AWS Lambda Extensions are now Generally Available in all commercial regions – It’s now way easier to add third parties with dubious value propositions to your Lambda applications.

AWS Systems Manager Session Manager plugin for the AWS CLI is now open source – Ooh, this lets the CLI act as a systems manager session manager connection manager.

AWS Transit Gateway Updates Service Level Agreement to 99.99% – Steadily increasing SLAs are a good indicator that internal engineering work has paid off to stabilize things.

New digital course: Improve Code Quality with Amazon CodeGuru Reviewer – I know I take a lot of cheap shots at AWS Marketing, so let me take the high road for a second. This is a perfect example of a lost opportunity; instead of positioning CodeGuru as a code review tool that tells you you’re doing it wrong, it could have instead been positioned as a “learn to code more effectively by getting contextual inputs relevant to what you’re working on.” But no, AWS instead chose to sell this service as a hamfisted attempt to chip away at software engineers’ jobs, then wonder why people are down on the product.

Amazon Location Service Is Now Generally Available with New Routing and Satellite Imagery Capabilities – This service may have the most complicated pricing model that I’ve ever seen, a giant raft of licensing restrictions since it would seem that AWS and their providers are both terrified of competition, and is somehow still a better deal than Google Maps API.

Introducing the newest AWS Heroes – June, 2021 – It’s time once again for the rest of us to sit on the curb and clap as they go by.

Setting up AWS Lambda with an Apache Kafka cluster within a VPC – “It’s Kafka and a Lambda function, how complicated could it be–OH NO AWS wrote a blog post about how to do it!” You guessed it, it’s super complicated!

Using EC2 Serial Console to access the GRUB menu and recover from boot failures – This is the feature I wanted in 2015, routed around entirely, and no longer give enough of a toss about to implement in anything today. Way too late, AWS.

Reinventing automotive sales with AWS – “TrueCar, as reimplemented badly by AWS” is how I read this one.

Use Amazon Translate in Amazon SageMaker Notebooks – You can now do machine learning for sentiment analysis (always a fraught endeavor) in languages for which you lack understanding, context, and nuance. Well what are you waiting for, your $20 million seed round awaits you!
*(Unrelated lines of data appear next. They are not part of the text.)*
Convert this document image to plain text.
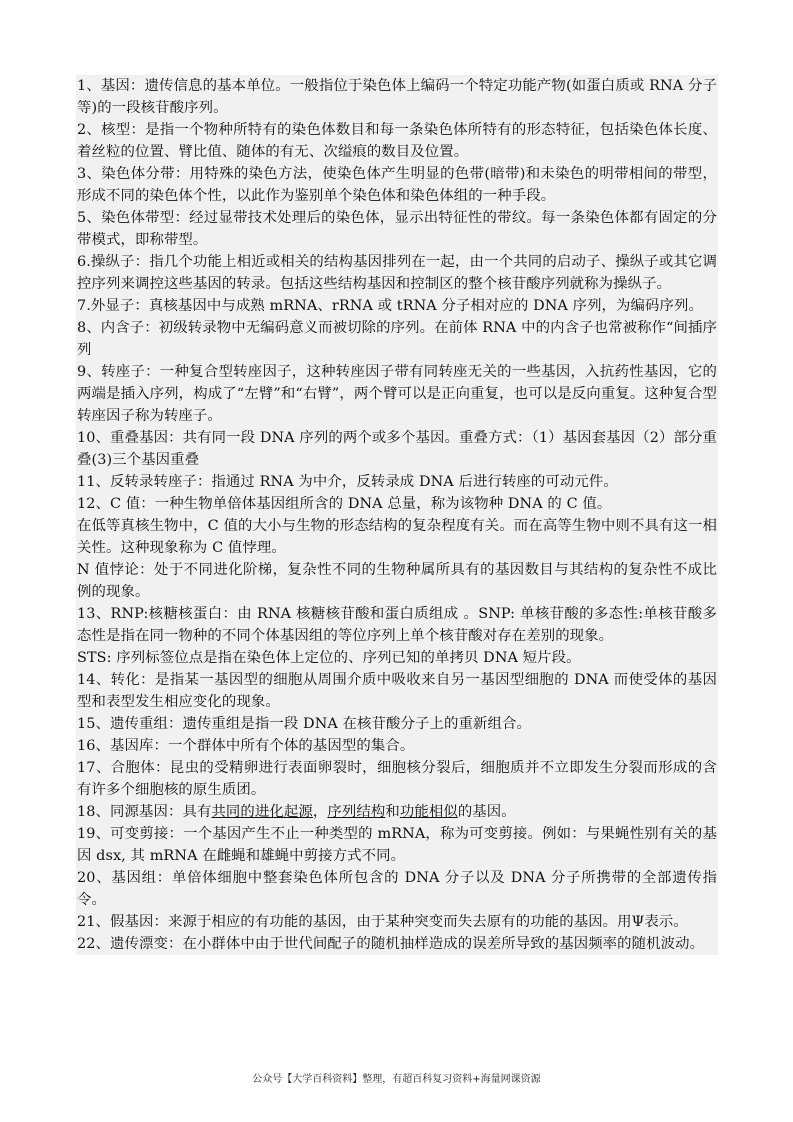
1、基因：遗传信息的基本单位。一般指位于染色体上编码一个特定功能产物(如蛋白质或 RNA 分子等)的一段核苷酸序列。

2、核型：是指一个物种所特有的染色体数目和每一条染色体所特有的形态特征，包括染色体长度、着丝粒的位置、臂比值、随体的有无、次缢痕的数目及位置。

3、染色体分带：用特殊的染色方法，使染色体产生明显的色带(暗带)和未染色的明带相间的带型，形成不同的染色体个性，以此作为鉴别单个染色体和染色体组的一种手段。

5、染色体带型：经过显带技术处理后的染色体，显示出特征性的带纹。每一条染色体都有固定的分带模式，即称带型。

6.操纵子：指几个功能上相近或相关的结构基因排列在一起，由一个共同的启动子、操纵子或其它调控序列来调控这些基因的转录。包括这些结构基因和控制区的整个核苷酸序列就称为操纵子。

7.外显子：真核基因中与成熟 mRNA、rRNA 或 tRNA 分子相对应的 DNA 序列，为编码序列。

8、内含子：初级转录物中无编码意义而被切除的序列。在前体 RNA 中的内含子也常被称作“间插序列

9、转座子：一种复合型转座因子，这种转座因子带有同转座无关的一些基因，入抗药性基因，它的两端是插入序列，构成了“左臂”和“右臂”，两个臂可以是正向重复，也可以是反向重复。这种复合型转座因子称为转座子。

10、重叠基因：共有同一段 DNA 序列的两个或多个基因。重叠方式：（1）基因套基因（2）部分重叠(3)三个基因重叠

11、反转录转座子：指通过 RNA 为中介，反转录成 DNA 后进行转座的可动元件。

12、C 值：一种生物单倍体基因组所含的 DNA 总量，称为该物种 DNA 的 C 值。

在低等真核生物中，C 值的大小与生物的形态结构的复杂程度有关。而在高等生物中则不具有这一相关性。这种现象称为 C 值悖理。

N 值悖论：处于不同进化阶梯，复杂性不同的生物种属所具有的基因数目与其结构的复杂性不成比例的现象。

13、RNP:核糖核蛋白：由 RNA 核糖核苷酸和蛋白质组成 。SNP: 单核苷酸的多态性:单核苷酸多态性是指在同一物种的不同个体基因组的等位序列上单个核苷酸对存在差别的现象。

STS: 序列标签位点是指在染色体上定位的、序列已知的单拷贝 DNA 短片段。

14、转化：是指某一基因型的细胞从周围介质中吸收来自另一基因型细胞的 DNA 而使受体的基因型和表型发生相应变化的现象。

15、遗传重组：遗传重组是指一段 DNA 在核苷酸分子上的重新组合。

16、基因库：一个群体中所有个体的基因型的集合。

17、合胞体：昆虫的受精卵进行表面卵裂时，细胞核分裂后，细胞质并不立即发生分裂而形成的含有许多个细胞核的原生质团。

18、同源基因：具有共同的进化起源，序列结构和功能相似的基因。

19、可变剪接：一个基因产生不止一种类型的 mRNA，称为可变剪接。例如：与果蝇性别有关的基因 dsx, 其 mRNA 在雌蝇和雄蝇中剪接方式不同。

20、基因组：单倍体细胞中整套染色体所包含的 DNA 分子以及 DNA 分子所携带的全部遗传指令。

21、假基因：来源于相应的有功能的基因，由于某种突变而失去原有的功能的基因。用Ψ表示。

22、遗传漂变：在小群体中由于世代间配子的随机抽样造成的误差所导致的基因频率的随机波动。

公众号【大学百科资料】整理，有超百科复习资料+海量网课资源
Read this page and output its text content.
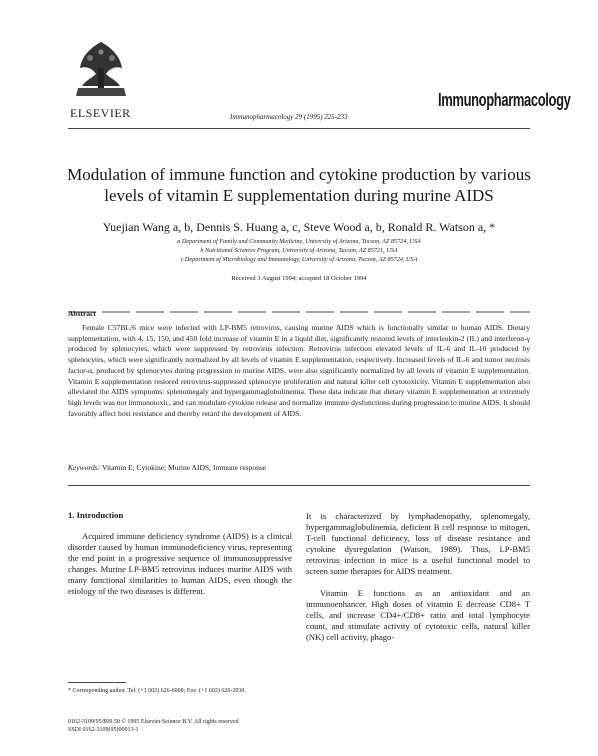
ELSEVIER	Immunopharmacology 29 (1995) 225-233
Immunopharmacology
Modulation of immune function and cytokine production by various
levels of vitamin E supplementation during murine AIDS
Yuejian Wang a, b, Dennis S. Huang a, c, Steve Wood a, b, Ronald R. Watson a, *
a Department of Family and Community Medicine, University of Arizona, Tucson, AZ 85724, USA
b Nutritional Sciences Program, University of Arizona, Tucson, AZ 85721, USA
c Department of Microbiology and Immunology, University of Arizona, Tucson, AZ 85724, USA
Received 3 August 1994; accepted 18 October 1994
Abstract
Female C57BL/6 mice were infected with LP-BM5 retrovirus, causing murine AIDS which is functionally similar to human AIDS. Dietary supplementation, with 4, 15, 150, and 450 fold increase of vitamin E in a liquid diet, significantly restored levels of interleukin-2 (IL) and interferon-γ produced by splenocytes, which were suppressed by retrovirus infection. Retrovirus infection elevated levels of IL-6 and IL-10 produced by splenocytes, which were significantly normalized by all levels of vitamin E supplementation, respectively. Increased levels of IL-6 and tumor necrosis factor-α, produced by splenocytes during progression to murine AIDS, were also significantly normalized by all levels of vitamin E supplementation. Vitamin E supplementation restored retrovirus-suppressed splenocyte proliferation and natural killer cell cytotoxicity. Vitamin E supplementation also alleviated the AIDS symptoms: splenomegaly and hypergammaglobulinemia. These data indicate that dietary vitamin E supplementation at extremely high levels was not immunotoxic, and can modulate cytokine release and normalize immune dysfunctions during progression to murine AIDS. It should favorably affect host resistance and thereby retard the development of AIDS.
Keywords: Vitamin E; Cytokine; Murine AIDS; Immune response
1. Introduction

Acquired immune deficiency syndrome (AIDS) is a clinical disorder caused by human immunodeficiency virus, representing the end point in a progressive sequence of immunosuppressive changes. Murine LP-BM5 retrovirus induces murine AIDS with many functional similarities to human AIDS, even though the etiology of the two diseases is different.

It is characterized by lymphadenopathy, splenomegaly, hypergammaglobulinemia, deficient B cell response to mitogen, T-cell functional deficiency, loss of disease resistance and cytokine dysregulation (Watson, 1989). Thus, LP-BM5 retrovirus infection in mice is a useful functional model to screen some therapies for AIDS treatment.

Vitamin E functions as an antioxidant and an immunoenhancer. High doses of vitamin E decrease CD8+ T cells, and increase CD4+/CD8+ ratio and total lymphocyte count, and stimulate activity of cytotoxic cells, natural killer (NK) cell activity, phago-

* Corresponding author. Tel: (+1 602) 626-6008; Fax: (+1 602) 626-2030.
0162-3109/95/$09.50 © 1995 Elsevier Science B.V. All rights reserved
SSDI 0162-3109(95)00013-1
Automate detecting GeoIP location of Client VPN users using Lambda function – Ratting out your colleagues so they can have their pay reduced based upon their location as mandated by your (Delaware incorporated) employer has never been easier!

Integrating Network Connectivity Testing with Infrastructure Deployment – This is an innovative use of state machines to invoke the VPC Reachability Analyzer on a whole bunch of routes, every time a deployment is done. Note that each Analyzer run costs you ten cents. Further note that this is the best State Money Printing Machine since the US Mint.

Tools

Are you looking to learn more about observability? Join Honeycomb for o11ycon+hnycon June 9-10! This is the observability event of the year, where people come together to explore cutting-edge observability practices, new tech, and more. Register for this free virtual conference to connect with peers and learn from top Honeycomb customers and observability experts–including Corey Quinn and Nora Jones! Sponsored

The free CloudOptimizer tool now supports a bunch of additional cloud providers.

A terraform script for capping monthly AWS spend. Careful; the bill can skyrocket before the bill notices the increased resource usage.

This Greasemonkey script called Route53 Truther simply moves the Route 53 entry in the AWS console’s list of services into the database section where it belongs. This is a critical-path item for your workflow; please go install it immediately.

… and that’s what happened Last Week in AWS.